Ava
In das helle Sirren der Drohne mischte sich das wütende Brummen des Schwarzbären. Das Summen schwoll an, und eine zweite Drohne tauchte auf. Ava ließ den Blick nicht von dem Bären. Ein groß gewachsenes, in diesem Augenblick äußerst schlecht gelauntes Exemplar. Ihr war sofort klar, was geschehen war: Die Drohnen hatten den Bären vor sich hergetrieben, in ihre Richtung. Wie Hütehunde, die ein Schaf einfingen. Das war Silvas Werk. Sie hatten schon vor einiger Zeit entdeckt, dass sie mit den Drohnen Tiere aus dem Wald scheuchen konnten. Das helle Summen, die hektischen Bewegungen. Wildtiere hatten vor den Drohnen Angst. Würde der Bär über sie herfallen, hatte Silva sein Ziel erreicht. Ein unverdächtiges Ende, bei dem er noch nicht einmal ihre Leiche würde entsorgen müssen. Und wenn der Bär seine Aufgabe nicht erfüllte, dann gab es auch noch die signalroten Drohnen, signalrot wie die beiden, die jetzt vor ihr in der Luft standen. Er beauftragte lokale Jäger, hatte den Forst in drei Jagdgebiete aufgeteilt, bezahlte auch sie in Bitcoins. Doch wenn er einen Wildschaden entdeckte, ein krankes Tier, und kein Jäger verfügbar war, kamen die signalroten Drohnen zum Einsatz. Sogenannte Kamikaze-Drohnen, die auch das Militär nutzte. Hatten sie ein Ziel identifiziert, in diesem Fall ein Stück Wild, stürzten sie sich darauf und brachten die kein Kilo schwere Sprengstoffladung zur Explosion, die das ahnungslose Opfer von einer Sekunde zur anderen zerriss. Brutal, effektiv und ohne Gnade. So war Silva.

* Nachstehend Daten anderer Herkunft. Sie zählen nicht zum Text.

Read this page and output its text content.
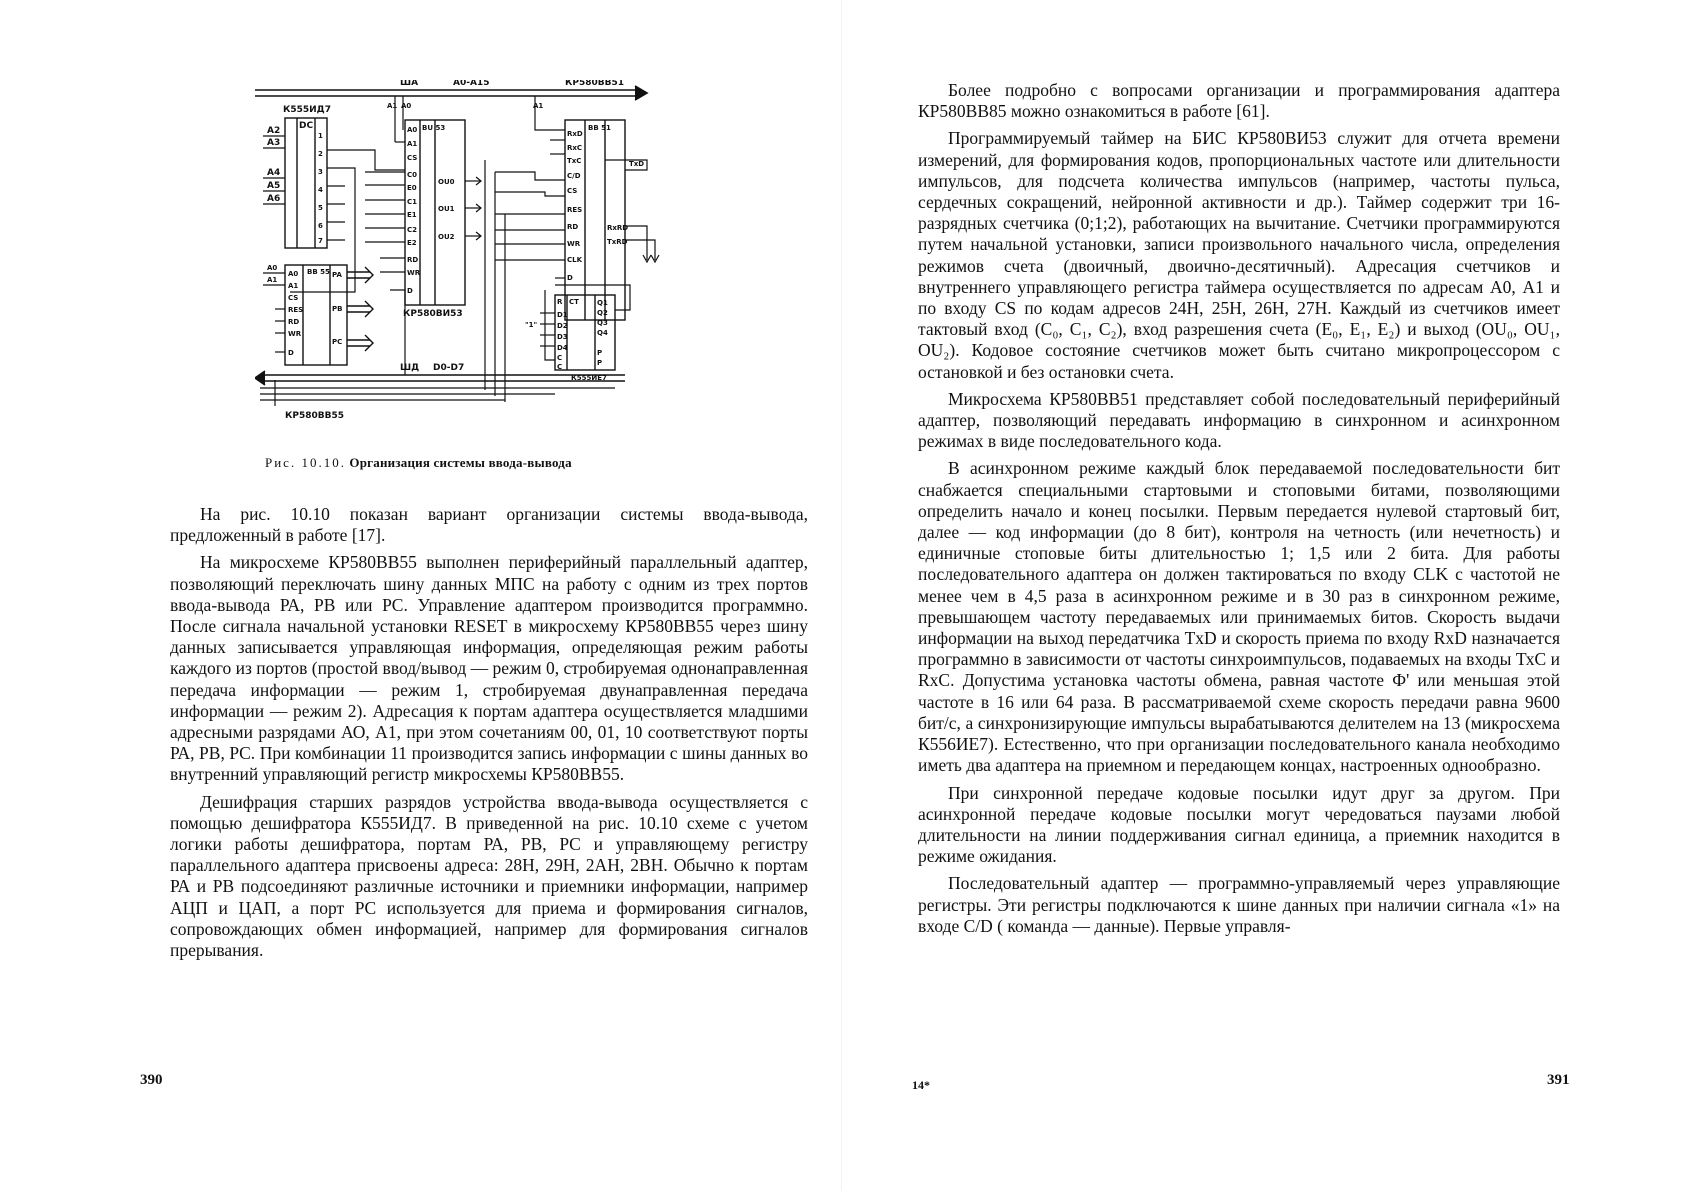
ША	A0-A15	КР580ВВ51
ШД D0-D7
КР580ВВ55
К555ИД7
DC
A2
A3
A4
A5
A6
1
2
3
4
5
6
7
BB 55
A0
A1
CS
RES
RD
WR
D
PA
PB
PC
A0
A1
A1 A0
BU 53
КР580ВИ53
A0
A1
CS
C0
E0
C1
E1
C2
E2
RD
WR
D
OU0
OU1
OU2
BB 51
A1
RxD
RxC
TxC
C/D
CS
RES
RD
WR
CLK
D
TxD
RxRD
TxRD
CT
К555ИЕ7
R
D1
D2
D3
D4
C
C
Q1
Q2
Q3
Q4
P
P
"1"
Рис. 10.10. Организация системы ввода-вывода

На рис. 10.10 показан вариант организации системы ввода-вывода, предложенный в работе [17].

На микросхеме КР580ВВ55 выполнен периферийный параллельный адаптер, позволяющий переключать шину данных МПС на работу с одним из трех портов ввода-вывода РА, РВ или PC. Управление адаптером производится программно. После сигнала начальной установки RESET в микросхему КР580ВВ55 через шину данных записывается управляющая информация, определяющая режим работы каждого из портов (простой ввод/вывод — режим 0, стробируемая однонаправленная передача информации — режим 1, стробируемая двунаправленная передача информации — режим 2). Адресация к портам адаптера осуществляется младшими адресными разрядами АО, A1, при этом сочетаниям 00, 01, 10 соответствуют порты РА, РВ, PC. При комбинации 11 производится запись информации с шины данных во внутренний управляющий регистр микросхемы КР580ВВ55.

Дешифрация старших разрядов устройства ввода-вывода осуществляется с помощью дешифратора К555ИД7. В приведенной на рис. 10.10 схеме с учетом логики работы дешифратора, портам РА, РВ, PC и управляющему регистру параллельного адаптера присвоены адреса: 28Н, 29Н, 2АН, 2ВН. Обычно к портам РА и РВ подсоединяют различные источники и приемники информации, например АЦП и ЦАП, а порт PC используется для приема и формирования сигналов, сопровождающих обмен информацией, например для формирования сигналов прерывания.

390

Более подробно с вопросами организации и программирования адаптера КР580ВВ85 можно ознакомиться в работе [61].

Программируемый таймер на БИС КР580ВИ53 служит для отчета времени измерений, для формирования кодов, пропорциональных частоте или длительности импульсов, для подсчета количества импульсов (например, частоты пульса, сердечных сокращений, нейронной активности и др.). Таймер содержит три 16-разрядных счетчика (0;1;2), работающих на вычитание. Счетчики программируются путем начальной установки, записи произвольного начального числа, определения режимов счета (двоичный, двоично-десятичный). Адресация счетчиков и внутреннего управляющего регистра таймера осуществляется по адресам А0, A1 и по входу CS по кодам адресов 24Н, 25Н, 26Н, 27Н. Каждый из счетчиков имеет тактовый вход (C₀, C₁, C₂), вход разрешения счета (E₀, E₁, E₂) и выход (OU₀, OU₁, OU₂). Кодовое состояние счетчиков может быть считано микропроцессором с остановкой и без остановки счета.

Микросхема КР580ВВ51 представляет собой последовательный периферийный адаптер, позволяющий передавать информацию в синхронном и асинхронном режимах в виде последовательного кода.

В асинхронном режиме каждый блок передаваемой последовательности бит снабжается специальными стартовыми и стоповыми битами, позволяющими определить начало и конец посылки. Первым передается нулевой стартовый бит, далее — код информации (до 8 бит), контроля на четность (или нечетность) и единичные стоповые биты длительностью 1; 1,5 или 2 бита. Для работы последовательного адаптера он должен тактироваться по входу CLK с частотой не менее чем в 4,5 раза в асинхронном режиме и в 30 раз в синхронном режиме, превышающем частоту передаваемых или принимаемых битов. Скорость выдачи информации на выход передатчика TxD и скорость приема по входу RxD назначается программно в зависимости от частоты синхроимпульсов, подаваемых на входы ТхС и RxC. Допустима установка частоты обмена, равная частоте Ф' или меньшая этой частоте в 16 или 64 раза. В рассматриваемой схеме скорость передачи равна 9600 бит/с, а синхронизирующие импульсы вырабатываются делителем на 13 (микросхема К556ИЕ7). Естественно, что при организации последовательного канала необходимо иметь два адаптера на приемном и передающем концах, настроенных однообразно.

При синхронной передаче кодовые посылки идут друг за другом. При асинхронной передаче кодовые посылки могут чередоваться паузами любой длительности на линии поддерживания сигнал единица, а приемник находится в режиме ожидания.

Последовательный адаптер — программно-управляемый через управляющие регистры. Эти регистры подключаются к шине данных при наличии сигнала «1» на входе C/D ( команда — данные). Первые управля-

14*	391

Sie hatte also die Wahl, entweder von einem aufgescheuchten Bären oder einer explodierenden Drohne zerrissen zu werden. Sie schaute sich um, hinter ihr, am Ende des Waldes, fiel das Gelände gute zwanzig Meter steil ab. Vor ihr ein Bär, über ihr zwei tödliche Drohnen, in ihrem Rücken ein tödlicher Abhang.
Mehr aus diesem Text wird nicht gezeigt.